Initial priorities and activities in 2026 include the development of a schema for Digital Payment Credentials to promote interoperability and enable standardised processes for credential provisioning, request and verification.
- Towards the Next Evolution of EMV 3DS
EMVCo will engage extensively with the industry as it progresses its ongoing initiative to enhance the EMV 3DS Specifications by moving towards a specification structure and delivery process that helps to simplify solution development and deployment, while optimising testing.
EMVCo also aims to build on recent resources such as the interactive EMV 3DS White Paper, which demonstrate how 3DS technical features support key business cases. This work reflects a wider ambition to make all EMV Specifications and related documentation more accessible and easier to use.
- Promoting Simple and Convenient EV Charging Payments
Following review from EMVCo Associates and Subscribers, and two rounds of public feedback, EMVCo will publish Version 1.0 of the EV Open Payments Use Case document. The document outlines how EMV SRC technology – which simplifies the digital payment process – can be used to integrate open payments at EV charging stations supporting Plug and Charge. Publication will be followed by a detailed requirements document to enable the potential development of a supporting testing infrastructure.
- Enabling New Digital Payment Experiences with EMV SRC
As the EMV SRC Specifications have matured and industry adoption has built, new use cases such as EV charging have emerged that broaden the applications beyond e-commerce. This trend is set to continue in 2026, with EMVCo investigating the potential for EMV SRC to support interoperable, open payments for road tolling.

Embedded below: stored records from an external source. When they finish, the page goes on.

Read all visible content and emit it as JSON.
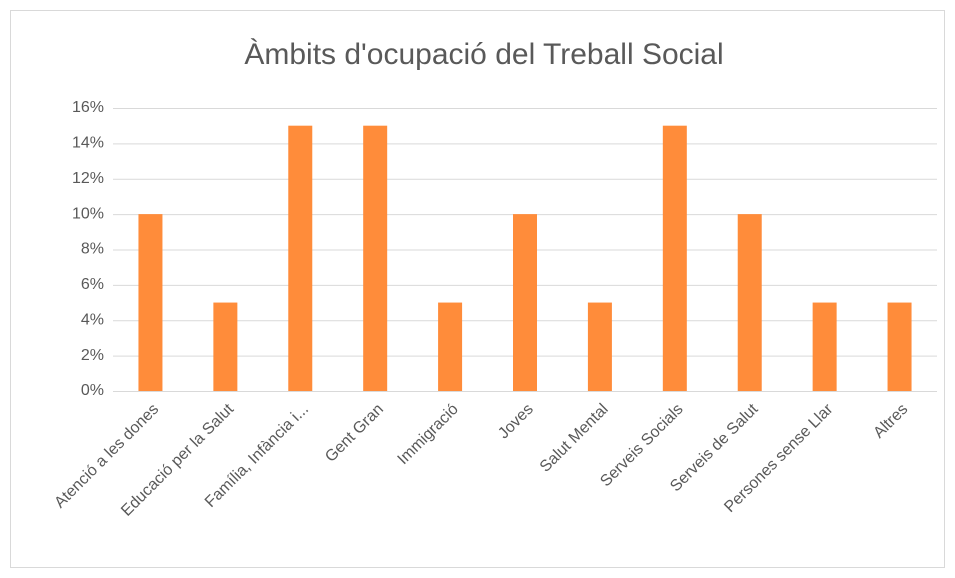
{
  "chart_data": {
    "type": "bar",
    "title": "Àmbits d'ocupació del Treball Social",
    "categories": [
      "Atenció a les dones",
      "Educació per la Salut",
      "Família, Infància i...",
      "Gent Gran",
      "Immigració",
      "Joves",
      "Salut Mental",
      "Serveis Socials",
      "Serveis de Salut",
      "Persones sense Llar",
      "Altres"
    ],
    "values": [
      10,
      5,
      15,
      15,
      5,
      10,
      5,
      15,
      10,
      5,
      5
    ],
    "color": "#ff8c3a",
    "ylim": [
      0,
      16
    ],
    "yticks": [
      {
        "value": 0,
        "label": "0%"
      },
      {
        "value": 2,
        "label": "2%"
      },
      {
        "value": 4,
        "label": "4%"
      },
      {
        "value": 6,
        "label": "6%"
      },
      {
        "value": 8,
        "label": "8%"
      },
      {
        "value": 10,
        "label": "10%"
      },
      {
        "value": 12,
        "label": "12%"
      },
      {
        "value": 14,
        "label": "14%"
      },
      {
        "value": 16,
        "label": "16%"
      }
    ],
    "grid": true
  }
}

Agentic payments are another area of interest.
To foster continued innovation as more use cases arise, EMVCo is also examining the opportunity to streamline the EMV SRC Specifications to simplify their use and aid industry understanding.
- Enhancing EMV Payment Tokenisation
Based on industry feedback, EMVCo is working to enhance the Payment Account Reference (PAR) data element within the EMV Payment Tokenisation – Technical Framework. PAR is a way to link transactions that use EMV Payment Tokens with the Primary Account Number (PAN). The updates will help to address considerations posed by scenarios such as the use of co-badged cards online, as well as supporting increased adoption of PAR across the ecosystem.
- Advancing EMV Chip Technology to Improve In-Person Payment Experiences
EMVCo will continue to advance the EMV Contact and Contactless Chip Specifications and related testing processes to support emerging payment experiences, such as the increasing popularity of biometric payment cards and TapToMobile acceptance. The phased approach to sunsetting certain EMV Contact Chip Specification features will also help to improve security and increase usability.
- Assessing the Impact of Quantum Computing
Over the past decade, EMVCo has been engaging with leading academics, independent consultants, and government bodies to chart developments in quantum computing and determine their potential impact.
While EMVCo does not expect quantum computing to pose a practical threat to the EMV infrastructure before 2040 – maybe never – it continues to monitor developments carefully and will be engaging closely with the industry in 2026 to address feedback and questions on quantum computing and post quantum cryptography.